Renggo : “ ayo buruan naek ! “
Me : “ pelan aja bos jalannya “
Perlahan perahu ces ini mulai beranjak meninggalkan dermaga dan terus melaju melintasi sungai Mahakam yang begitu luas terbentang , kunikmati perjalanan ini sambil duduk santai di depan sementara bang Renggo duduk di belakang sembari terus memegangi tuas kemudi.
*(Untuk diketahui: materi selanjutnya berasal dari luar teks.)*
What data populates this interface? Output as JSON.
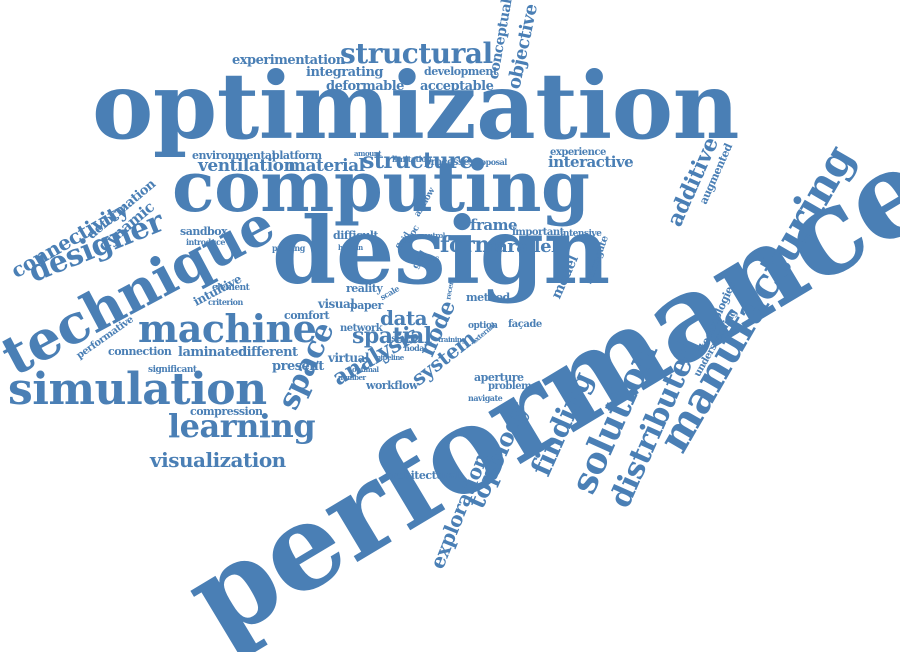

Me : “ masih jauh bang ? “
Renggo : “ paling sejam udah nyampe muara kaman vig “
Bang Renggo mulai meningkatkan kecepatan perahu ces ini hingga dalam sekejap kapal tongkang pengangkut batu bara tadi terlewati , kini kami terus melaju semakin cepat sebelum akhirnya bang Renggo membelokkan laju perahu di percabangan sungai kecil yang mengarah ke kiri , semakin lama kulihat keadaan di sepanjang tepian sungai mulai tampak berbeda sebelum akhirnya kami melintasi hamparan rawa rawa yang dipenuhi enceng gondok lebat seperti di daerah Paminggir.
Me : “ nyampe rawa bang “
Renggo : “ bentar lagi nyampe muara kaman ini vig “
Kami terus melaju melintasi rawa rawa hingga tak lama kemudian kami tiba di suatu desa yang dipenuhi rumah rumah panggung di sepanjang tepian sungai , saat kuamati ternyata di dinding rumah rumah kayu itu banyak ditempeli poster besar yang bertuliskan ‘save the mahakam dolphin’ , sepertinya itu adalah semacam himbauan untuk mengedukasi masyarakat agar tidak memburu pesut atau mengotori habitatnya.
Desa baru saja terlewati dan tak lama kemudian kami berbelok di percabangan sungai yang suasananya tampak sunyi , sama sekali tak ada pemukiman di sekitar sini , yang ada hanya pepohonan lebat yang memenuhi daratan di sepanjang tepian sungai , kata bang Renggo di sinilah sering didapati kemunculan pesut saat sore hari begini.
Me : “ mana pesutnya bang ? “
Renggo : “ gw matiin dulu mesinnya vig , kita diem aja ditengah sungai "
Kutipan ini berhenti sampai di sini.